= Lucius Tiberius =

Legendary Western Roman Emperor

Lucius Tiberius (sometimes Lucius Hiberius, or just simply Lucius; also Thereus in Claris et Laris) is a Western Roman procurator or emperor from Arthurian legend in which he is killed in a war against King Arthur. First appearing in Geoffrey of Monmouth's pseudo-historical work Historia Regum Britanniae, Lucius also features in later, particularly English literature such as the Alliterative Morte Arthure and Thomas Malory's Le Morte d'Arthur. The motif of a Roman Emperor defeated by Arthur is found in the Old French literature as well, notably in the Vulgate Cycle.

In the common narrative, after Arthur liberates Gaul from the Roman tribune Frollo, a Romanized German who tried to take advantage of Arthur's war with Claudas, word of his great deeds reaches Rome itself. Lucius demands that Arthur pay him tribute and recognize him as his sovereign, as had been done by Britain since the time of Julius Caesar. Arthur refuses on the basis that the British kings Belinus and Brennius had defeated Rome in the past. In retaliation, Lucius gathers heathen armies from Spain and North Africa and invades the lands of Arthur's allies on the continent in Brittany. Rome is supposed to be the seat of Christianity, but it is more foreign and corrupt than the courts of Arthur and his allies. He is also mentioned as married to daughter of one of his pagan allies, a Middle Eastern ruler named only just as the Emir (Amiraut), in the poem Didot Perceval.

Arthur and the other kings allied with him hurry across the English Channel against the Roman threat. In the Historia, the war begins when Lucius' nephew (uncle in the Alliterative Morte Arthure), Gaius Quintilianus, is killed by Gawain after he insults the Britons. Lucius himself then dies by an unknown hand as the armies of Rome and the Empire's Germanic allies are conquered by Arthur's forces. In Malory's version, following that of the Alliterative Morte Arthure, Lucius is killed in an intense personal duel with Arthur himself during their great battle; he manages to wound Arthur, who in turn decapitates Lucius with Excalibur. Arthur then sends the bodies of Lucius and other slain nobles back to Rome, telling them this is the only tribute he will send them. In the French Vulgate La Mort le Roi Artu, however, the Roman leader is portrayed more sympathetically. There, too, he ends up killed with Excalibur, but by Gawain's hand.

The figure of Lucius is clearly fictional, though whether Geoffrey took the character from tradition or completely created him for propagandist purposes is unknown, as is the case with much material in his Historia. Many of the figures associated with him, such as the kings who side with him, appear to be based on figures from Geoffrey's own era. Geoffrey Ashe theorizes that he was originally Glycerius, whose name was known to have been misspelled as "Lucerius" in texts prior to the writing of the Historia, and was further misspelled by Geoffrey of Monmouth as "Lucius Tiberius/Hiberius". Another theory, proposed by Roger Sherman Loomis, suggests that Lucius is a reflex of the god Lugh, under the name "Llwch Hibernus", which could change into "Lucius Hiber(i)us".

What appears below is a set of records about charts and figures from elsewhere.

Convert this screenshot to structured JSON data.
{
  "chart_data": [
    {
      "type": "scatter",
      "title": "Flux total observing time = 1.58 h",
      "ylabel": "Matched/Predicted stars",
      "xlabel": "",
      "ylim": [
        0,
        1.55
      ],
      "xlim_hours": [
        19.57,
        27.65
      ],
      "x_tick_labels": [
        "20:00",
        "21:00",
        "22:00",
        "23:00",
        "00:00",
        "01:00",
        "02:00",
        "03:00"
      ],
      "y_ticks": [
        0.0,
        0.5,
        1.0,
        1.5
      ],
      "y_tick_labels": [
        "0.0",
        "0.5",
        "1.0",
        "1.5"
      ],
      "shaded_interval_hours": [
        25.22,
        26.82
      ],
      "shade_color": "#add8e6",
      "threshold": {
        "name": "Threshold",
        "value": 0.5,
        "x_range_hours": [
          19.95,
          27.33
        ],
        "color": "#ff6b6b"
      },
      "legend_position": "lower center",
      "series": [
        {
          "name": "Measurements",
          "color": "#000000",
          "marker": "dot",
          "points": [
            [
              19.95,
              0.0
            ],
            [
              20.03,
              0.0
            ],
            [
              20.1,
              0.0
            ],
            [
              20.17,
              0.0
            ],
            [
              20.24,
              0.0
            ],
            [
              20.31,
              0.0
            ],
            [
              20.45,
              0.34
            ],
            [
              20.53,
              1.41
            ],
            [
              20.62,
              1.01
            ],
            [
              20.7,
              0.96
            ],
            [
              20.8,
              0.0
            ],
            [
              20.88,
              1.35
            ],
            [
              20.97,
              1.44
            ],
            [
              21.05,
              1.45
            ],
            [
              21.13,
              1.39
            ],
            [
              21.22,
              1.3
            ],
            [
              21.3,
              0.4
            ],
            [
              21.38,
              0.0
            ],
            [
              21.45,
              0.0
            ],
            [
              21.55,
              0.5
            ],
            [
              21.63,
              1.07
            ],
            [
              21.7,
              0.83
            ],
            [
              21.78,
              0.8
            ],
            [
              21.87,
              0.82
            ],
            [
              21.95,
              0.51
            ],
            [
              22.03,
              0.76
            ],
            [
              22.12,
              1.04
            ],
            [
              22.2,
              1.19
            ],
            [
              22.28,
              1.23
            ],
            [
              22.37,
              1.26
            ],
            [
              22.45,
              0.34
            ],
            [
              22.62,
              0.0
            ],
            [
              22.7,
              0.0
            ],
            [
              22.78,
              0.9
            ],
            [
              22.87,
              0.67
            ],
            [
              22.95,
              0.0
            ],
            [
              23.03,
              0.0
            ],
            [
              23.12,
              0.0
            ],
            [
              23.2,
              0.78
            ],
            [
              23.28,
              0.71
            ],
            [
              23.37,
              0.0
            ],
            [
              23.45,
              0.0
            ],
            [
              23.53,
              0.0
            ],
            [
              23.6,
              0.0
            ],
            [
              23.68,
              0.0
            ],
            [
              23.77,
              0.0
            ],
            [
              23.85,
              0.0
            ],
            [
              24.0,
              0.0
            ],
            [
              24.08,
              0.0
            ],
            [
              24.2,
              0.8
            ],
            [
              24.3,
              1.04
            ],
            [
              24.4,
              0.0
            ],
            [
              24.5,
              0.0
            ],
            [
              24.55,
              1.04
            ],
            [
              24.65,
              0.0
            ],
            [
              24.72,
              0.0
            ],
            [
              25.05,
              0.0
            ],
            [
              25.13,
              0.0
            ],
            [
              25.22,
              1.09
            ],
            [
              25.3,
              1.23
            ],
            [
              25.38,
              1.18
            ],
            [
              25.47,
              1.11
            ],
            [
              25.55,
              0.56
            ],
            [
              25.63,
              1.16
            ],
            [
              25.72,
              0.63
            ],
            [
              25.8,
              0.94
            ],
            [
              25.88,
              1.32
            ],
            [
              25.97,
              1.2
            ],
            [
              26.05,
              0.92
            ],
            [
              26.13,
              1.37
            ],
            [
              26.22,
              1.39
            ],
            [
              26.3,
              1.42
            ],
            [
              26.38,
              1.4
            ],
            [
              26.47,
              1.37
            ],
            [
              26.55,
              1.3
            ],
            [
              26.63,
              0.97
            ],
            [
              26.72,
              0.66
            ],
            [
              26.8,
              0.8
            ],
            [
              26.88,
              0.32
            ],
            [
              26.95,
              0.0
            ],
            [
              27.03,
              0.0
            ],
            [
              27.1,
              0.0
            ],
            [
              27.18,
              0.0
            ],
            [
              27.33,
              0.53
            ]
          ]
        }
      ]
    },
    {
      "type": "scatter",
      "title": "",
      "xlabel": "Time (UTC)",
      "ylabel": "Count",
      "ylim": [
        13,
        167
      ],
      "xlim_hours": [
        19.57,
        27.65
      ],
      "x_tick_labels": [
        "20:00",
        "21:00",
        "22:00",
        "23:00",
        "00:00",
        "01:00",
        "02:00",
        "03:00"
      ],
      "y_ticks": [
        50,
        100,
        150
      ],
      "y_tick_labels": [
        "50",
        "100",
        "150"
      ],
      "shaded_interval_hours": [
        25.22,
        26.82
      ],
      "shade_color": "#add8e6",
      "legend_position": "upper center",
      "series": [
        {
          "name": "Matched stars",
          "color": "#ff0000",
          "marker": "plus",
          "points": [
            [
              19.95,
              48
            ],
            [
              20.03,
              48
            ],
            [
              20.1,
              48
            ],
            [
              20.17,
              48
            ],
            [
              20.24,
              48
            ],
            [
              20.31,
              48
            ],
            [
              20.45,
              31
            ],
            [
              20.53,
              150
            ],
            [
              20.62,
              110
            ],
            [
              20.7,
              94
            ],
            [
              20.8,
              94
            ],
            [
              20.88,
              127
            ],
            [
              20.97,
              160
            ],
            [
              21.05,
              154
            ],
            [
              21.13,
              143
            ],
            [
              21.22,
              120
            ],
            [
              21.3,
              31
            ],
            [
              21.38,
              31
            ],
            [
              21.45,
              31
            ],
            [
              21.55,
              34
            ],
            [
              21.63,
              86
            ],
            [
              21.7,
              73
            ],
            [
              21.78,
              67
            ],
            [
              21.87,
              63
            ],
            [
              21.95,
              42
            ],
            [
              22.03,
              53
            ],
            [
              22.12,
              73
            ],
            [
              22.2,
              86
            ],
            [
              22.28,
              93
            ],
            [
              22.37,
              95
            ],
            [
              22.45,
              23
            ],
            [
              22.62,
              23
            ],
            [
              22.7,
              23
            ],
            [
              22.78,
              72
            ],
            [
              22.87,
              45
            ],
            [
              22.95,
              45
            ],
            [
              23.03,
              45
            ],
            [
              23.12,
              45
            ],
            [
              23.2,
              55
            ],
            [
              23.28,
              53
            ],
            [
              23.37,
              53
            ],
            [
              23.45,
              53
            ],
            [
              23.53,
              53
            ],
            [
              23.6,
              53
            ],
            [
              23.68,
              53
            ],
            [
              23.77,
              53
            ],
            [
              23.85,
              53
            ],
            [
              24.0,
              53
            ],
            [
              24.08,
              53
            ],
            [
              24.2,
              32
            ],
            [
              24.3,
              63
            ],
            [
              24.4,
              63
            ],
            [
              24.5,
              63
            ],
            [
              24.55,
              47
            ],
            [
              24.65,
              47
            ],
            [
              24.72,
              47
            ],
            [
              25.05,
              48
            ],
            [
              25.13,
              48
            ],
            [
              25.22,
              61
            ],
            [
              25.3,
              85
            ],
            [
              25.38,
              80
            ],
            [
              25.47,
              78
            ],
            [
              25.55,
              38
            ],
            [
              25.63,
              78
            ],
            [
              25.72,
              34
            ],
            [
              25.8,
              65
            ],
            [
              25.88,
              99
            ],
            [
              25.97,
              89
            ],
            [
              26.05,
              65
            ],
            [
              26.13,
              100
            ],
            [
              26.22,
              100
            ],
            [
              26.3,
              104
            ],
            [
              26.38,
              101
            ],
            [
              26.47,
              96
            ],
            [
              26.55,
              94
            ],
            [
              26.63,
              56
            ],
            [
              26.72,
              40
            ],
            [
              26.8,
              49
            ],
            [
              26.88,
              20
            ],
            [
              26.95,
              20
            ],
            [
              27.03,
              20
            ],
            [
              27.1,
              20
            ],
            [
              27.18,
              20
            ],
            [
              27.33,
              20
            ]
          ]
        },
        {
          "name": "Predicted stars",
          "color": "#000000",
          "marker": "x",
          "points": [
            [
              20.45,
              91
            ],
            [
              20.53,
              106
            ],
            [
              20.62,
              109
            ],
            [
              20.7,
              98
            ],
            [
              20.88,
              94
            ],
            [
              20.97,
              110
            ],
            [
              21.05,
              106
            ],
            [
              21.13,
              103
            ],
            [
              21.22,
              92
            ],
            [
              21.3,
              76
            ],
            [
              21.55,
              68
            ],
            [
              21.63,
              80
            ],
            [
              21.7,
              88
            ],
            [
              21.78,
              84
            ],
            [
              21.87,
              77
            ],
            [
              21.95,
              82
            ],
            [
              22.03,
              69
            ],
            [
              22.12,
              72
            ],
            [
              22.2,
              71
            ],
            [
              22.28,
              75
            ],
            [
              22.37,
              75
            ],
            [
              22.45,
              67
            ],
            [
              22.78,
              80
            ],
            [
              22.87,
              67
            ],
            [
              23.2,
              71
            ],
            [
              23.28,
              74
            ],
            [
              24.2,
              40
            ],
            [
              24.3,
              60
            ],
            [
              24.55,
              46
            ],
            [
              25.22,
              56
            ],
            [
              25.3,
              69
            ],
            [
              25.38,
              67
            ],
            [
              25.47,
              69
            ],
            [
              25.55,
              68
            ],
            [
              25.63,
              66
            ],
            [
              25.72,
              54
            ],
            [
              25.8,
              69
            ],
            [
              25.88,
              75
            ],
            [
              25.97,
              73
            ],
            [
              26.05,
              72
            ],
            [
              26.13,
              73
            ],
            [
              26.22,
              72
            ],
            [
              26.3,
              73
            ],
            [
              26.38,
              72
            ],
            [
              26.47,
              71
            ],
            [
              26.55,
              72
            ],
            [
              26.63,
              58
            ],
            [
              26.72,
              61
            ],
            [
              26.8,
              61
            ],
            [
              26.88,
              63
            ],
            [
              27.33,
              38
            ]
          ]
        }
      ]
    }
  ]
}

Though there are passages in Geoffrey's work that give him the title of Emperor, his Lucius seems to be placed under one Emperor Leo. In most post-Geoffrey versions, however, Lucius himself holds the position of Emperor and Leo is omitted. It is also possible that Geoffrey actually meant the historical Emperor Leo, a late 5th-century leader of the Eastern Roman Empire, as just an ally of the Western Romans. Lucius is referred to as both 'Tiberius' and 'Hiberius' in Geoffrey of Monmouth. Hiberius is a Latin name meaning "Spanish", and Lucius is explicitly called Spanish in one of the earliest adaptations from Geoffrey, Wace's Roman de Brut. It is also from Wace onwards that Leo is excised from the text and only Lucius himself is referred to as Emperor, and in the Alliterative Morte Arthure a character named Leo appears as merely a subordinate of Lucius.